Bucks Advertiser: second complaint to police
Thames Valley Police has again come under fire from the local press for sitting on information about violent crimes.
In the latest incident, The Buckinghamshire Advertiser has complained that the force press office only released information about a sex attack on an 11-year-old girl 10 days after it took place.
Advertiser community reporter Sarah Booker said the press office blamed staff shortages for the delay in releasing information on the attack in Denham Village. She was also told that it had taken time to produce an e-fit image of a man wanted by police for questioning.
Earlier this year the Buckinghamshire Examiner complained that Thames Valley Police failed to give information to the media about a teenager stabbed in Dellfield. The paper said it only picked up the story through local contacts.

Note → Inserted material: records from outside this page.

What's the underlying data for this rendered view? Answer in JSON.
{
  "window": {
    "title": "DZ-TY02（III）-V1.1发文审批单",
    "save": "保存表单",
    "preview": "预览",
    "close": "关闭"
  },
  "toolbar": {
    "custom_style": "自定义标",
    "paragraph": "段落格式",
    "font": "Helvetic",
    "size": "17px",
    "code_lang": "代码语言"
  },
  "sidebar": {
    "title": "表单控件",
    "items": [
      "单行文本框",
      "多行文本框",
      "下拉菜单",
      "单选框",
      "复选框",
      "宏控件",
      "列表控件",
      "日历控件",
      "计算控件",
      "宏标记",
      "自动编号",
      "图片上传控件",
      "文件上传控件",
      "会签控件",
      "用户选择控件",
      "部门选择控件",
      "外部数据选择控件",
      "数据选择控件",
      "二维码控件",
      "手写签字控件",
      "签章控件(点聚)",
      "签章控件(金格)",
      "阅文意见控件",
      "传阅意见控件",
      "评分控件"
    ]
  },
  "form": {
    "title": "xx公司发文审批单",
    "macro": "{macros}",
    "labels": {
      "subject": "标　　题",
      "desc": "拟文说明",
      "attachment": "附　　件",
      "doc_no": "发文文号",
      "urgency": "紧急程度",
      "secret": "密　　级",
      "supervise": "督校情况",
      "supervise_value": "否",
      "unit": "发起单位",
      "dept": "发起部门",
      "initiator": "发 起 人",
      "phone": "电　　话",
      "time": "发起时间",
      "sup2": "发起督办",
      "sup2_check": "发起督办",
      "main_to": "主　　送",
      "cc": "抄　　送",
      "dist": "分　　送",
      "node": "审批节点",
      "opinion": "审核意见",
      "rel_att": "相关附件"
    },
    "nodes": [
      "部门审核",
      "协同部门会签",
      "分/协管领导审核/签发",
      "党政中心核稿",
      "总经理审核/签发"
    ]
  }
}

Booker told Press Gazette: “I was amazed this could happen again after the stabbing. I was shocked that something so serious did not have an immediate witness appeal. Someone might have seen the attacker walking past. It did not need an e-fit to run an appeal for witnesses, we could have used it as a follow up.”
Thames Valley Police press officer Tim Wiseman denied to Press Gazette that the delay in releasing the information had anything to do with staff shortages in the press office. “We put out the information as soon as it was issued to us by police officers. An e-fit is not something that anyone can knock up, we only have a certain number of e-fit operators,” he said.